Well, last night on my drive home my car started overheating. I had to turn the heater on full blast to keep it in normal operating range. 

When I got home I took a look under the hood and noticed the coolant tank was like waaaay empty. So after filling it back up, everything appears to be ok, but now I have a question. 

I just had my 30k checkup done 10k miles ago, and the coolant was low then so it was refilled. I also had to refil the coolant at ~15k miles because it was really low then too. 

Has anyone else had issues with excessive coolant burnoff and what did you do to fix it? I've had all the recalls done since Feb 04 (I think). Any help or suggestions would be greatly appreciated.

Terry S


----------



## konfuzion3 (Sep 17, 2004)

Have you had your radiator flushed and filled?


----------



## Terry S (Nov 8, 2004)

konfuzion3 said:


> Have you had your radiator flushed and filled?


Tustin Nissan said they had performed a radiator flush at the 30k mile tuneup


----------



## konfuzion3 (Sep 17, 2004)

Terry S said:


> Tustin Nissan said they had performed a radiator flush at the 30k mile tuneup


I live in Irvine! :thumbup: I don't know about their mechanical expertise. They couldn't even figure out how to set my timing back to factory specs. They probably just drained it and refilled it, but didn't fill it to capacity. You have to fill it up let it reach normal operating temperature, let it cool off, the top it off.


----------



## Terry S (Nov 8, 2004)

konfuzion3 said:


> I live in Irvine! :thumbup: I don't know about their mechanical expertise. They couldn't even figure out how to set my timing back to factory specs. They probably just drained it and refilled it, but didn't fill it to capacity. You have to fill it up let it reach normal operating temperature, let it cool off, the top it off.


Yea, Tustin Nissan is a bit dense I think. They took 2 days to do a balance and alignment on my car a while back. I also drove by ez-lube to do a radiator flush but they suggested not doing it if it was just done, and instead getting my radiator looked at by a radiator shop for a possible cap leak or thermostat issue. They topped off the coolant for free too :thumbup: I was going to just get the nismo 1.3bar cap but at 30 bucks, thats a bit steep to me for just a damn cap...


----------



## konfuzion3 (Sep 17, 2004)

I can take a look at it, but after 5pm.


----------



## Terry S (Nov 8, 2004)

konfuzion3 said:


> I can take a look at it, but after 5pm.

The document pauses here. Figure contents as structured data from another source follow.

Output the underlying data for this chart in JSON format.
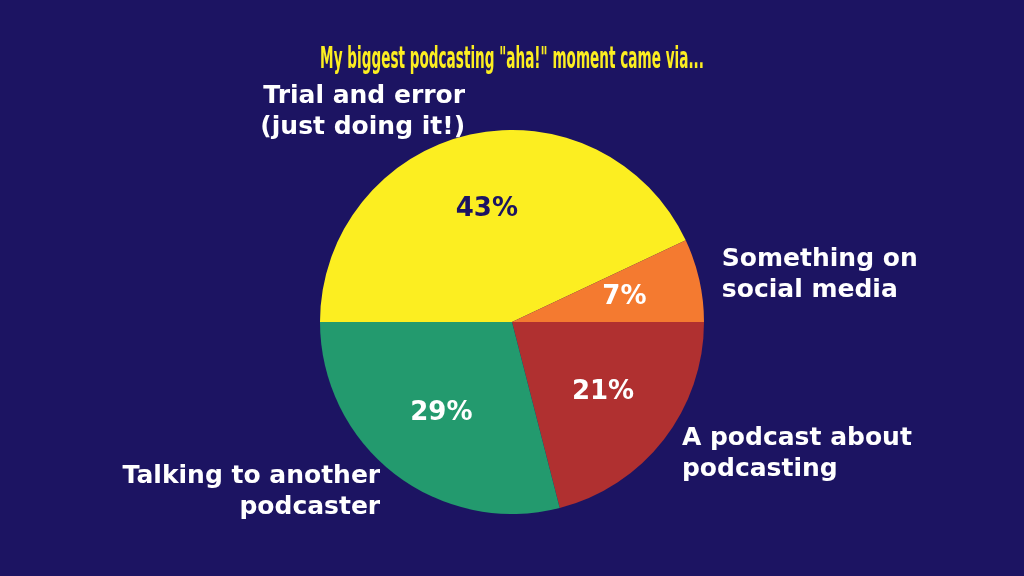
{
  "chart_data": {
    "type": "pie",
    "title": "My biggest podcasting \"aha!\" moment came via...",
    "categories": [
      "Trial and error\n(just doing it!)",
      "Something on\nsocial media",
      "A podcast about\npodcasting",
      "Talking to another\npodcaster"
    ],
    "values": [
      43,
      7,
      21,
      29
    ],
    "colors": [
      "#fcee21",
      "#f47a30",
      "#b03030",
      "#239a6e"
    ],
    "value_labels": [
      "43%",
      "7%",
      "21%",
      "29%"
    ],
    "legend": false
  }
}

Well unfortunatly, I am way to busy today, however I might take you up on that offer next week sometime. Do you work at a dealership?


----------



## konfuzion3 (Sep 17, 2004)

Nope. I work out of my garage. I've been building cars since 1998. I do my own maintenace as well as for family and friends. I think I'm pretty good at what I do.


----------



## acriml01 (May 12, 2004)

konfuzion3 said:


> I live in Irvine! :thumbup:


No way!!!! I'm moving to Irvine in December! Where in Irvine are you? (You can PM it to me if you don't want to publicize it.)


----------



## konfuzion3 (Sep 17, 2004)

acriml01 said:


> No way!!!! I'm moving to Irvine in December! Where in Irvine are you? (You can PM it to me if you don't want to publicize it.)



Tustin Marketplace :thumbup:


----------



## ittamaticstatic (Nov 5, 2003)

Look in the flush tank and under the radiator cap. Do you see any brownish/gold residue?


----------



## James (Apr 29, 2002)

Friggin' Irvine people....


----------



## konfuzion3 (Sep 17, 2004)

James said:


> Friggin' Irvine people....



don't hate! :thumbup:


----------